Как жила человеком, неслышно ушла к другому.
Здравствуй, радость моя с отлитым из меди горлом.
Превращённая в птицу, птицей и будь отныне,
То, что звал я когда-то хрипло своей любимой.
Что я звал, то исчезло, выбилось под рукою,
Закричало от страха в белом подлунном поле.
Здравствуй, красная птица, древнее моё слово,
Так не смей говорить со мной медной гортанью снова.
Третий год как молитвой стало чужое имя,
И четвертый как не думаешь обо мне.
Остается на дне болотистом Валентина,
Остается лежать на тёплом и вязком дне.
Над её головой темнеют трава и клюква,
Проседает земля у тинистых белых ног.
В новолетье плакучая ива устало рухнет,
Пересохнет к весне синеющий ручеек.
В волосах застревают веточки и соцветья,
Застревает брусника красная в волосах.
Наступило давно уже пятое новолетье,
Валентина на дне, и брусника опять красна.
Собирая в ладони горсти густого ила,
Превратилась в застывшие топи её река.
Хорошо, что молитвой стало чужое имя.
А моё же теперь постарайся не вспоминать
Где для набега хан созывает рать, где сарацины точат свои ножи, ты собираешься резать и убивать, жечь мой златоголовый Иерусалим. Где племена выгрызают друг другу плоть, люди готовят детей к затяжной войне, зверем ворвёшься в Трою и Вавилон и разнесёшь мой величественный Карфаген.

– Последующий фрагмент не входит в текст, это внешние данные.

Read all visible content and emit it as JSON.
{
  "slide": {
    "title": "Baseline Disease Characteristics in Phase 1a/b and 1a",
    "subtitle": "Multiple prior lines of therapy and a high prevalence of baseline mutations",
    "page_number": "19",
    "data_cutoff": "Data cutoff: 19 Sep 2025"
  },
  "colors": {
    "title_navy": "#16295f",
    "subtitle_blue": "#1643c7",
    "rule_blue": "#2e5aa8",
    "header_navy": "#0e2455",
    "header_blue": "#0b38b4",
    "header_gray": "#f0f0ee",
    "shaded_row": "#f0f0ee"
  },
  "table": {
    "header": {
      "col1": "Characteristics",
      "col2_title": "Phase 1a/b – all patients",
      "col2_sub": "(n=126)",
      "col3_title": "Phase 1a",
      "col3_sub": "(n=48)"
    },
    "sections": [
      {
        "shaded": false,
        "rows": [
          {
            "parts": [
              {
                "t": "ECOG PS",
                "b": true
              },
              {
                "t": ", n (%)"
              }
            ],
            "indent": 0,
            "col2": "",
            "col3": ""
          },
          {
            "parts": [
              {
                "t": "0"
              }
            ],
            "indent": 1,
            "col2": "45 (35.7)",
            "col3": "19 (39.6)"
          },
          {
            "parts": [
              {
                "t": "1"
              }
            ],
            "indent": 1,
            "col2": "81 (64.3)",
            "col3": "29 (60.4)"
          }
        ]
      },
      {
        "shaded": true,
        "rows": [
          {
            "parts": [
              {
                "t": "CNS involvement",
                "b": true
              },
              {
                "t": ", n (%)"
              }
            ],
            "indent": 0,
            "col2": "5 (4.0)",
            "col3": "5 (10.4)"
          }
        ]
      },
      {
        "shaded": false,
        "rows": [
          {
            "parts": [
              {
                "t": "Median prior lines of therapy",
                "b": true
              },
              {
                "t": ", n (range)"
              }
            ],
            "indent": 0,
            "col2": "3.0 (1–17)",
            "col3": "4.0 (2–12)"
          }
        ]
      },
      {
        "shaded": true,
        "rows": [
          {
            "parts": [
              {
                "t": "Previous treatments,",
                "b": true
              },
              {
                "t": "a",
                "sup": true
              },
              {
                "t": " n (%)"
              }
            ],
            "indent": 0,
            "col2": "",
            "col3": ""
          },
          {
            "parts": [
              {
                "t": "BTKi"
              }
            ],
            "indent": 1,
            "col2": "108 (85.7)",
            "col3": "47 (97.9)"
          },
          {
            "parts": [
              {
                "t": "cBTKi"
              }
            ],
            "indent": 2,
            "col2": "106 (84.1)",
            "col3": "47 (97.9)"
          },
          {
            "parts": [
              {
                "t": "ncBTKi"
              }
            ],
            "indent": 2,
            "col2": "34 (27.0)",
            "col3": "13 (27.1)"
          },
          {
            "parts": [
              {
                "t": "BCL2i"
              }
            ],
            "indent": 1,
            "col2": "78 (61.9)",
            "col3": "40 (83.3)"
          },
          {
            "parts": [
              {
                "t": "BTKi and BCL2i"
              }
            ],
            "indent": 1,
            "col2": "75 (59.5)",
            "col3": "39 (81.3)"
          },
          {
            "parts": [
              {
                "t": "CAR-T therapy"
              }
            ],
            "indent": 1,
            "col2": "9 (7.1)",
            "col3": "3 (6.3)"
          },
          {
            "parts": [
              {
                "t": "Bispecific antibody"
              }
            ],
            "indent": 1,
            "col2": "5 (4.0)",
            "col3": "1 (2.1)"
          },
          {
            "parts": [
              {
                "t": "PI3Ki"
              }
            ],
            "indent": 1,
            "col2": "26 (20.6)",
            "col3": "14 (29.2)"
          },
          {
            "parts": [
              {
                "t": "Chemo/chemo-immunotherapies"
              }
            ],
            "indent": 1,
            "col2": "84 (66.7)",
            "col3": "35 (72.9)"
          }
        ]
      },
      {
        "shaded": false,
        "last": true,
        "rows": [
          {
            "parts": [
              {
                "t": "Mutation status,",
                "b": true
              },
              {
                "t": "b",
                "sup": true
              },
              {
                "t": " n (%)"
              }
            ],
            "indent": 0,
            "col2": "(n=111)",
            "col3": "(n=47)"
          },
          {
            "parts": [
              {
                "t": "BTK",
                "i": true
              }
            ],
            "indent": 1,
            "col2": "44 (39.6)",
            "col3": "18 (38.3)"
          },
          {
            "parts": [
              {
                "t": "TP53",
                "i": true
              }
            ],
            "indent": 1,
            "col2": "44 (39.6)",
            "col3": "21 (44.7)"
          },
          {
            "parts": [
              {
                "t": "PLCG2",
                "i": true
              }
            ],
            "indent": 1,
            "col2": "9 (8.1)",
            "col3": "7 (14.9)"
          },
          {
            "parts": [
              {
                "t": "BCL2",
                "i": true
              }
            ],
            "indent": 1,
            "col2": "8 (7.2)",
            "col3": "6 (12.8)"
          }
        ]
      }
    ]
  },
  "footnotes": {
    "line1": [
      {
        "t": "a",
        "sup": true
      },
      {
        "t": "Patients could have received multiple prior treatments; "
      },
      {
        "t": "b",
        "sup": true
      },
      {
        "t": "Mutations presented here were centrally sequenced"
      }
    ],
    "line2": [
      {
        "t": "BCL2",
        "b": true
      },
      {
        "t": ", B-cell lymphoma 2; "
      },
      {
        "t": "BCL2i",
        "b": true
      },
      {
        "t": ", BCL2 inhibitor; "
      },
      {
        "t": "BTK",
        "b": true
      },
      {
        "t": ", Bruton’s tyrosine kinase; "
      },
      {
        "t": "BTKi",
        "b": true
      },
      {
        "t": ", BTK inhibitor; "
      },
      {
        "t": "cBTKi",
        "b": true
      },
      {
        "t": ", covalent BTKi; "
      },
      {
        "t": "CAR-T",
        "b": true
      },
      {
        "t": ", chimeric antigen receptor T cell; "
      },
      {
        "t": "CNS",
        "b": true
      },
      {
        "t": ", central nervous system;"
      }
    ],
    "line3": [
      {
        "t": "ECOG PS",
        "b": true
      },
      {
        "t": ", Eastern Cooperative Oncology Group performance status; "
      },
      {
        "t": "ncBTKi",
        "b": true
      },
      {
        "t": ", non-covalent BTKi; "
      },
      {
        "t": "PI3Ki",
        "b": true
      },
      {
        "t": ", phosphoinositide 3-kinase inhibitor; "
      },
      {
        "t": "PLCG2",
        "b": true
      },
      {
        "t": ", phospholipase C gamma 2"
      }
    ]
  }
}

Так мы меняем лица и города: Константинополь, Акра, Истахр, Керак. Я неприглядна и вечно едва жива, ты – со следами старых забытых ран. Рубишь и бьёшь, насколько хватает сил, ищешь меня по рынкам и площадям, чтобы, когда падут Аскалон и Рим, душу отдать мою новым моим богам.
Я утеку из пальцев любых богов, тело слепив себе сотню-две лет спустя, где разрывает пустыню от взрывов бомб и ты продолжаешь, как прежде, искать меня. У наших историй – ни времени, ни границ, и наши судьбы тесно сплелись в одно под грохот бешено мчащихся колесниц и залпы пушек где-нибудь в Ватерлоо.
И если когда-то рухнет последний мир, у ног твоих лягут металл и простой песок и некому будет помнить про Тир и Рим, ты пустишь последнюю пулю себе в висок. Пока же я знаю, как хочешь меня найти, куда держишь путь и где тебя отыскать:
где сарацины точат свои ножи, где для набега хан созывает рать.
Льётся свет золотой со смуглых медовых щёк. Кто единожды предал, конечно, предаст ещё, кто почувствовал кровь, опять нанесет удар. Я не дам им опомниться, этого я не дам. Захлебнётся их смех, замолкнет надменный зов. Стану страшен и дик, не снилось, как буду зол. По щеке проползёт на смуглом белёсый шрам.
Не достоин любви, так верный посею страх.
Дрожат чёрные стаи, и чёрная сталь чиста. Не найдется белёсым шрамам на вас числа, не останется силы, способной умерить гнев. Все равно не пойдет никто на поклон ко мне. Я держу мир за горло, но позже возьмут меня – я хочу, чтобы ты осталась со мной, когда. Со щеки испещренной льётся свет золотой.